At the southern end of the canal, at Port Tawfiq in the city of Suez, they drive onto another ferry, which carries them across the Red Sea to Jiddah. They unload there or drive on to Riyadh or other Saudi markets.After they get their goods safely unloaded, they retrace the route back to Turkey.
One major Turkish food shipper, who asked not to be identified because he did not want to publicly discuss his business costs, said the trip to Saudi Arabia and back used to take his trucks about a week at a cost of about $3,000 per truck. Using the ferry service has increased the trip to two weeks or more and costs him at least $8,000 a truck. But he said it was still worth the expense.
“Syria is the bridge between Turkey and the Middle East countries,” he said. “Even if that bridge is closed, we can’t stop our business.”

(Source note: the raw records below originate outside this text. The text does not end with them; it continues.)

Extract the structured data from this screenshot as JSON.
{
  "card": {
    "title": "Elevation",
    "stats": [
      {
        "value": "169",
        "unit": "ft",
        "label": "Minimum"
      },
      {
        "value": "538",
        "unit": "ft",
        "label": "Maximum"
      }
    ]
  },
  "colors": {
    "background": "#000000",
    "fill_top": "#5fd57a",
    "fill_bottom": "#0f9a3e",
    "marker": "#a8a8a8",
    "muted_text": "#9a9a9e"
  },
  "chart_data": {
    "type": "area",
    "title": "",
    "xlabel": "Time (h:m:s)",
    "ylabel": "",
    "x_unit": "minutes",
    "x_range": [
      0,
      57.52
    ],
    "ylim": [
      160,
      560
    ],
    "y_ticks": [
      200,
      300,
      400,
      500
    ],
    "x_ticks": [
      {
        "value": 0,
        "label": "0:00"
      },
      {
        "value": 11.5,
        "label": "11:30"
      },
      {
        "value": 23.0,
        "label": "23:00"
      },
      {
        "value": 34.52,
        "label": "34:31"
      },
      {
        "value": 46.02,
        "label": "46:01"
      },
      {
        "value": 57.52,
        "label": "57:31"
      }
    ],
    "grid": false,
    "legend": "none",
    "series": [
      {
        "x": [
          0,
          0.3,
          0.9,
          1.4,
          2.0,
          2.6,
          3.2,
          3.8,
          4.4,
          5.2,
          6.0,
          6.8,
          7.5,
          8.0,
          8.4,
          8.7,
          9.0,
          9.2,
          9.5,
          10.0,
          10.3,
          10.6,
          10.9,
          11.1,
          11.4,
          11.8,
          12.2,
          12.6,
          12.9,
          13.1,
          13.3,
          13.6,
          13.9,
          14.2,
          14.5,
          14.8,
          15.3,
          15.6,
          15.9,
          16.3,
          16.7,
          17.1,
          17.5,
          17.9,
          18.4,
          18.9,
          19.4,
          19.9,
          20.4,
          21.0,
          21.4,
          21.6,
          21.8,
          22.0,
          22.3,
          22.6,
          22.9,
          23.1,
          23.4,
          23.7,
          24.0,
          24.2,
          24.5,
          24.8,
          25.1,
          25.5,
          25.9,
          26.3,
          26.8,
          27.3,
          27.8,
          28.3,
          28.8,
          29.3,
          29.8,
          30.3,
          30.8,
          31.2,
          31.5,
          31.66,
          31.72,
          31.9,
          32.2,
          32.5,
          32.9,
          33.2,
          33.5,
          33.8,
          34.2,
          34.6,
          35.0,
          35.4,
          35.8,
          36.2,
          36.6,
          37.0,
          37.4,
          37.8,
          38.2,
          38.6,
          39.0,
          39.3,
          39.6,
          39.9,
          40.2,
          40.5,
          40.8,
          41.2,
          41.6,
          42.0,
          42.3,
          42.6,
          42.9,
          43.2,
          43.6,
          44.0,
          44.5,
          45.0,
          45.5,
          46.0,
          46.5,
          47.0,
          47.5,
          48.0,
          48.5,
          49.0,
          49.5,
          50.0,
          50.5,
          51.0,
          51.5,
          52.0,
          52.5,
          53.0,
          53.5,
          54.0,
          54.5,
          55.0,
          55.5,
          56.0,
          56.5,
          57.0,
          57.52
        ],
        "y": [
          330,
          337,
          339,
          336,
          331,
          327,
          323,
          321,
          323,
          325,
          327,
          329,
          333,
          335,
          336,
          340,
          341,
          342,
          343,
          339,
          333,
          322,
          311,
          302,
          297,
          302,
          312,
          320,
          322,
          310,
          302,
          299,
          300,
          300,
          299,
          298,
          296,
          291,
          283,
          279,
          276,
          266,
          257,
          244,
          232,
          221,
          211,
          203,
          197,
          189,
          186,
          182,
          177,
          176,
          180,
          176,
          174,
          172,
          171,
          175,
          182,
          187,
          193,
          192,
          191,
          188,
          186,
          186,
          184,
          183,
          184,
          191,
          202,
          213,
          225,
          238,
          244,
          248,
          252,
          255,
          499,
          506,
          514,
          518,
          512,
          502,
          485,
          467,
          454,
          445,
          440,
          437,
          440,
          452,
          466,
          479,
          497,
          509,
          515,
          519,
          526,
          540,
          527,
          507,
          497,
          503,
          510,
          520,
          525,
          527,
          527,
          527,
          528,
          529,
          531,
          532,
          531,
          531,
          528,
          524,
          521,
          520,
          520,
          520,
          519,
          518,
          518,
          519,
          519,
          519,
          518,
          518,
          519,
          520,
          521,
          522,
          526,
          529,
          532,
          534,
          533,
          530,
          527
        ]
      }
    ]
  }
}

Gulay said another ship is making a similar run from the Turkish port of Mersin, also on the Mediterranean, so a total of about 500 trucks a week are making the trip from both ports. Demand for the service is so large, he said, that service from both ports is going to double starting this month.
The ferry has also become an escape route for refugees. On the Nissos Rodos alone, about 13,000 Syrians have paid the $190 fare to travel from Iskenderun to Egypt. Every time the ship is in port, hundreds of them line up carrying overstuffed bundles of clothes and food.

“Even if there was peace in Syria today, it’s going to take at least five years for things to go back to normal there,” Gulay said. “So this business is going to be here for a long time.”